Contribution à la formation professionnelle : à anticiper lorsque l’entreprise emploie du personnel.
Taxe sur les salaires : elle peut concerner certaines entreprises qui ne sont pas ou peu assujetties à la TVA ; elle est donc moins fréquente en restauration classique, mais doit être vérifiée avec l’expert-comptable.
12. Les erreurs les plus fréquentes
Confondre chiffre d’affaires TTC et argent réellement disponible.
Mélanger caisse, compte bancaire et bénéfice.
Oublier que la TVA collectée n’est pas une recette.
Croire que micro-entreprise signifie automatiquement absence de TVA.
Appliquer un taux unique de TVA à toutes les ventes.
Oublier la ventilation d’un menu comprenant de l’alcool.
Découvrir la CFE seulement après la première année d’activité.
Ne pas suivre les repas du personnel.
Utiliser une caisse non adaptée à ses obligations.
Choisir IR ou IS sans simulation.
Ne pas provisionner les échéances fiscales et sociales.
13. La routine simple à mettre en place
Chaque semaine :
rapprocher les ventes caisse, plateformes de livraison et banque ;
contrôler les annulations, remboursements et avoirs ;
classer les factures fournisseurs ;
isoler la TVA collectée ;
suivre les repas du personnel et les consommations internes.
Chaque mois :
vérifier les déclarations et échéances de TVA ;
mettre à jour les achats, stocks et food cost ;
mettre de côté une provision dédiée aux impôts et cotisations ;
analyser le chiffre d’affaires HT par taux de TVA ;
vérifier que les ventes d’alcool sont correctement paramétrées.
Chaque année :
préparer les comptes et la déclaration de résultat ;
anticiper la CFE ;
vérifier le régime TVA et le régime d’imposition ;
mettre à jour les paramètres de caisse ;
faire le point avec l’expert-comptable avant les décisions structurantes.
Conclusion
La fiscalité ne doit pas être découverte au moment d’une échéance ou d’un contrôle.
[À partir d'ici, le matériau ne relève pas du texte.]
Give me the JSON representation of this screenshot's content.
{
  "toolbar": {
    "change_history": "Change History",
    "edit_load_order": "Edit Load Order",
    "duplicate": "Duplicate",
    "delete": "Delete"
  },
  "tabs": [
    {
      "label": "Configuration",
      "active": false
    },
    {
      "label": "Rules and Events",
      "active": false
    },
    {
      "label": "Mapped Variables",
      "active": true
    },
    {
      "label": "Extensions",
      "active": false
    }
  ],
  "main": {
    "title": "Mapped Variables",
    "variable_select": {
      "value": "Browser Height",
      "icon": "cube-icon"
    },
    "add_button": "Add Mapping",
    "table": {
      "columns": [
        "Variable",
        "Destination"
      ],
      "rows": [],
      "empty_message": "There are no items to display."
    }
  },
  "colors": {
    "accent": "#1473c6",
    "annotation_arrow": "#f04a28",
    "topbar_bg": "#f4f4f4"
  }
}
Dans les métiers de bouche, elle commence dans la caisse, se poursuit dans les factures fournisseurs, concerne les menus, l’alcool, les repas du personnel, les stocks et la forme juridique de l’entreprise.
Le bon réflexe n’est pas d’essayer de tout faire seul. C’est de tenir des données propres, de comprendre les grands mécanismes et de poser les bonnes questions à son expert-comptable.